No significant differences were found in our data concerning the impact of sex in the humor support responses. Given the research made on identification of differences in the use of humor for men and women (e.g., [5, 9, 11]), this dimension is worth further investigations. For example, LaCorte [11] observed major effect of gender in the use and appreciation of humor styles: men were more likely to appreciate aggressive and self-defeating humor styles. The use of a hackneyed variety of humor may impact on the absence of difference for men and women.

Finally, we have investigated the impact of Sense of humor and Personality questionnaire on the usage of humor support responses categories. We found correlation with the Using Humor under stress dimension: participants with high value on this dimension used more Contributing with more humor response category. Despite mode adoption was found to be relatively rare in human-human interaction [2], our protocol seems to set up a playful interaction in which participants who have a habits to use humor under stress are willing to entertain the humorous frame.

6 Conclusions and Future Work

This paper has explored ideas related to the responses types of participants to humorous acts made by the robot in a social dialog.
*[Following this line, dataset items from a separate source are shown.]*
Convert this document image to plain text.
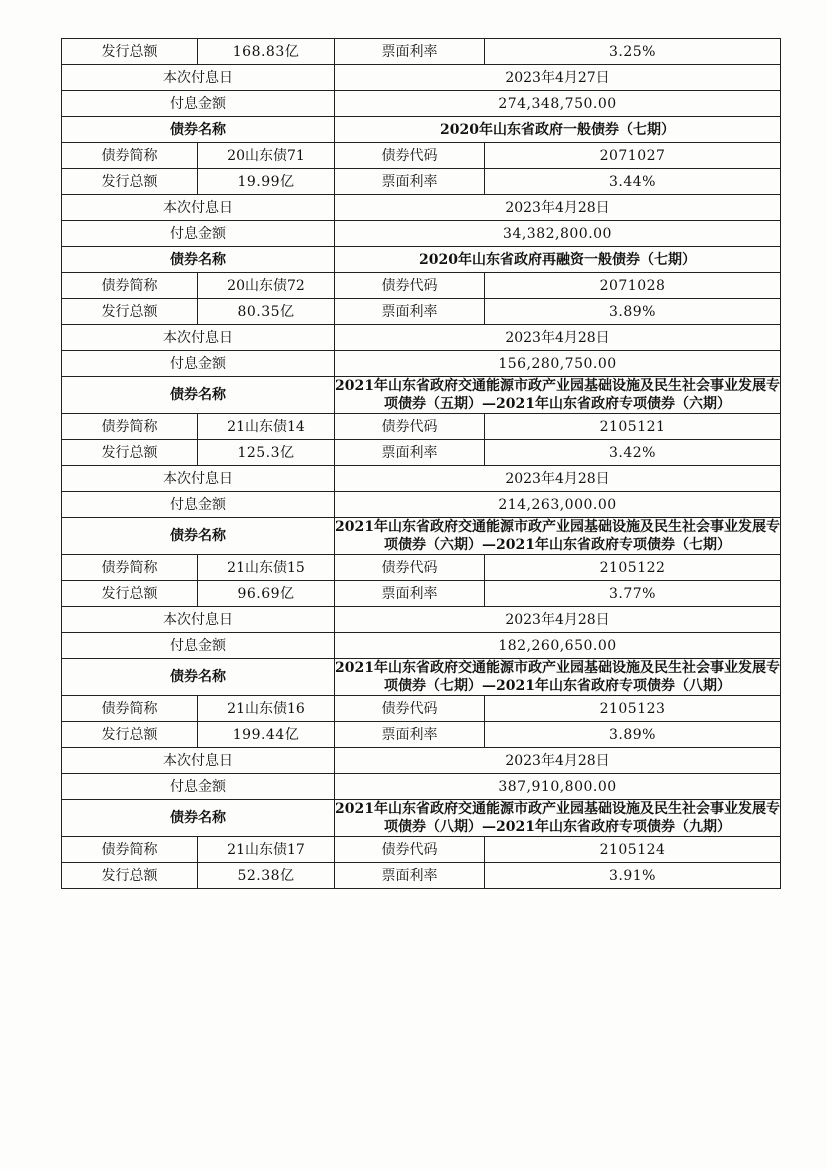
发行总额	168.83亿	票面利率	3.25%
本次付息日		2023年4月27日	
付息金额		274,348,750.00	
债券名称		2020年山东省政府一般债券（七期）	
债券简称	20山东债71	债券代码	2071027
发行总额	19.99亿	票面利率	3.44%
本次付息日		2023年4月28日	
付息金额		34,382,800.00	
债券名称		2020年山东省政府再融资一般债券（七期）	
债券简称	20山东债72	债券代码	2071028
发行总额	80.35亿	票面利率	3.89%
本次付息日		2023年4月28日	
付息金额		156,280,750.00	
债券名称		2021年山东省政府交通能源市政产业园基础设施及民生社会事业发展专项债券（五期）—2021年山东省政府专项债券（六期）	
债券简称	21山东债14	债券代码	2105121
发行总额	125.3亿	票面利率	3.42%
本次付息日		2023年4月28日	
付息金额		214,263,000.00	
债券名称		2021年山东省政府交通能源市政产业园基础设施及民生社会事业发展专项债券（六期）—2021年山东省政府专项债券（七期）	
债券简称	21山东债15	债券代码	2105122
发行总额	96.69亿	票面利率	3.77%
本次付息日		2023年4月28日	
付息金额		182,260,650.00	
债券名称		2021年山东省政府交通能源市政产业园基础设施及民生社会事业发展专项债券（七期）—2021年山东省政府专项债券（八期）	
债券简称	21山东债16	债券代码	2105123
发行总额	199.44亿	票面利率	3.89%
本次付息日		2023年4月28日	
付息金额		387,910,800.00	
债券名称		2021年山东省政府交通能源市政产业园基础设施及民生社会事业发展专项债券（八期）—2021年山东省政府专项债券（九期）	
债券简称	21山东债17	债券代码	2105124
发行总额	52.38亿	票面利率	3.91%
This study relies on 49 human-robot interactions and 381 adjacency pairs of humorous acts made by the robot and the following human responses have been extracted. The human responses were coded according to the type of verbal response. As in human-human interactions, the type of humorous act made by the joker robot mainly determines the human responses. Participants rarely notified understanding and recognizing the attempt of humorous after conversational humorous acts (teasing sentences and play on words). On the contrary, joke and riddles are always recognized as an attempt of humour. Three main functional categories of human responses were found (1) providing no support, (2) recognizing the attempt of humor and (3) contributing with more humor. This study reveals the existence of other influence such as the sociolinguistics variable of age or the Sense of Humor (measured by questionnaire).

Future works include further investigations on the non-verbal responses. We will investigate paralinguistic cues (e.g. laughter and affects bursts) and multimodal responses (e.g., smiles, head nod). We hope to find more tangible cues, which could be fruitfully exploited to build and maintain a rich user profile of humorous acts preferences during the Human-Robot interaction.